General: Perennial grass from fibrous roots and rhizomes; stems 60-150 cm tall, smooth, with 3 to 8 nodes, often branching above.
Leaves: Sheath summits smooth to strongly hairy; leaf blades lax, usually flat, rough on both surfaces, often glaucous above, 5-30 cm long, mostly 3-8 mm wide; ligules mostly 3-8 mm long, with jagged margins.
Flowers: Inforescence an open, lax or sometimes narrow panicle 10-25 cm long, the longer branches 3-8 cm long, sparsely- to densely-flowered on the upper 1/2; spikelets 1-flowered; glumes usually purple-tinged, thin, translucent along the margins, sharp- to long-pointed, usually rough, often bristly on the keels; lemmas thin, 2.5-4.5 mm long, with delicate, straight awns attached just below the middle and extending to or just beyond the tips, the callus hairs copious, mostly of uniform length, about as long as the lemmas; paleas thin, 1/2 to almost as long as the lemmas; rachillas short, inconspicuous, sparsely bearded with long hairs.
Notes: Two intergrading varieties are recognized in BC and delimitation of each is arbitrary.
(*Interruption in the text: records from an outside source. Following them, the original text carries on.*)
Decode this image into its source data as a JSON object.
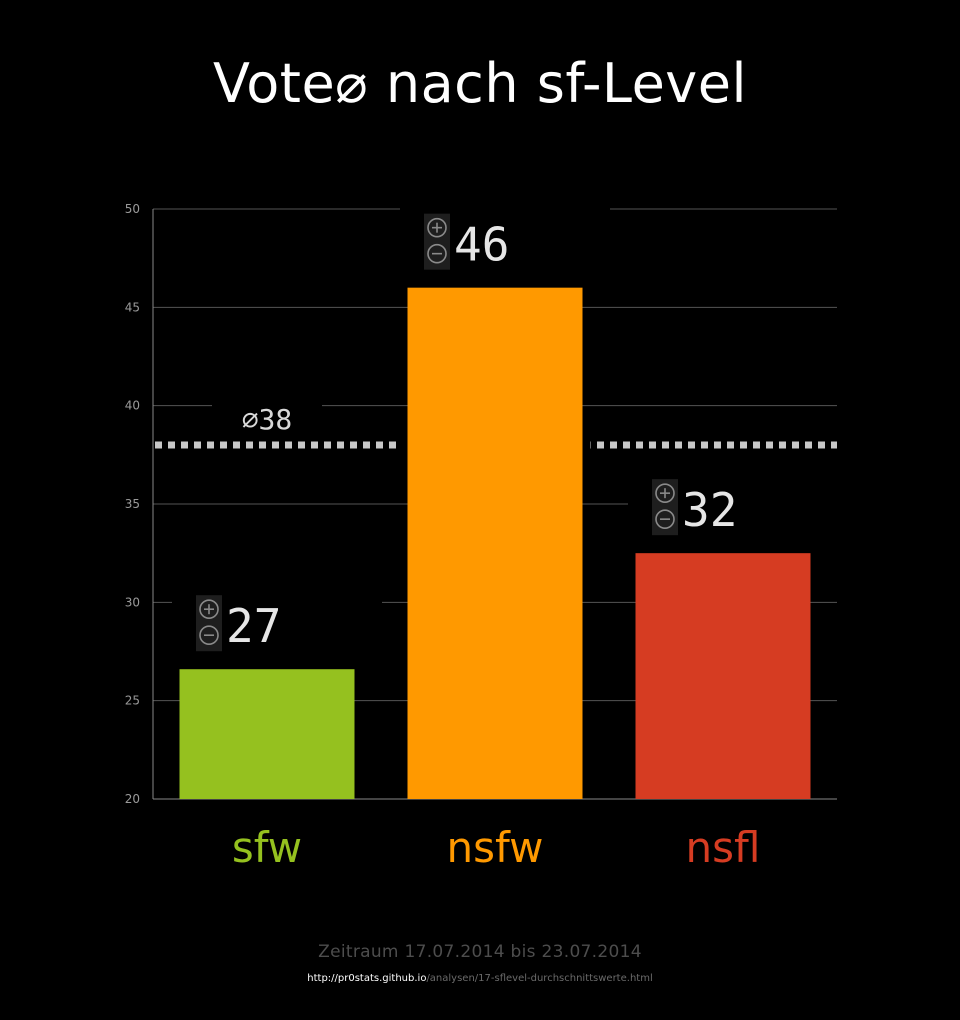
{
  "chart_data": {
    "type": "bar",
    "title": "Vote⌀ nach sf-Level",
    "categories": [
      "sfw",
      "nsfw",
      "nsfl"
    ],
    "values": [
      26.6,
      46,
      32.5
    ],
    "value_labels": [
      "27",
      "46",
      "32"
    ],
    "category_colors": [
      "#95c11f",
      "#ff9900",
      "#d63c22"
    ],
    "ylim": [
      20,
      50
    ],
    "yticks": [
      20,
      25,
      30,
      35,
      40,
      45,
      50
    ],
    "grid": true,
    "xlabel": "",
    "ylabel": "",
    "average": {
      "value": 38,
      "label": "⌀38"
    },
    "vote_icons": [
      "plus-circle-icon",
      "minus-circle-icon"
    ]
  },
  "footer": {
    "period": "Zeitraum 17.07.2014 bis 23.07.2014",
    "url_host": "http://pr0stats.github.io",
    "url_path": "/analysen/17-sflevel-durchschnittswerte.html"
  },
  "colors": {
    "background": "#000000",
    "grid": "#555555",
    "axis": "#888888",
    "average_line": "#c8c8c8",
    "icon_box": "#1e1e1e",
    "icon_stroke": "#8a8a8a"
  }
}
Variety langsdorfii also intergrades with C. lapponica. The two varieties may be separated as follows:
1. Glumes 3-4 mm long, inconspicuously rough and thin, the keels lacking bristlelike hairs, translucent on the margins; awns thin, not prominent.................... var. canadensis
1. Glumes 4-6 mm long, conspicuously rough, the keels with bristlelike hairs, usually not translucent on the margins; awns thick, more prominent.................. var. langsdorfii (Link) Inman
Moist to wet bogs, marshes, meadows, clearings and open forests in the lowland to lower alpine zones; var. canadensis - common throughout BC east of the Coast-Cascade Mountains, rare in coastal BC; var. langsdorfii - common in N BC east of the Coast-Cascade Mountains, less frequent southward; circumboreal, N to AK, YT, NT, E to NF and S to ME, MA, NY, NC, TN, MO, KS, NM, AZ and CA; Eurasia.
The table below shows the species-specific information calculated from original data (BEC database) provided by the BC Ministry of Forests and Range. (Updated August, 2013)
A shade-tolerant/intolerant, submontane to subalpine, circumpolar grass (transcontinental in North America). Occurs on very moist to wet, nitrogen-medium soils within boreal, wet temperate. and cool mesothermal climates. Common in semi-terrestrial communities on water-receiving and collecting sites (floodÂplains. fens, and marshes). Characteristic of wetlands.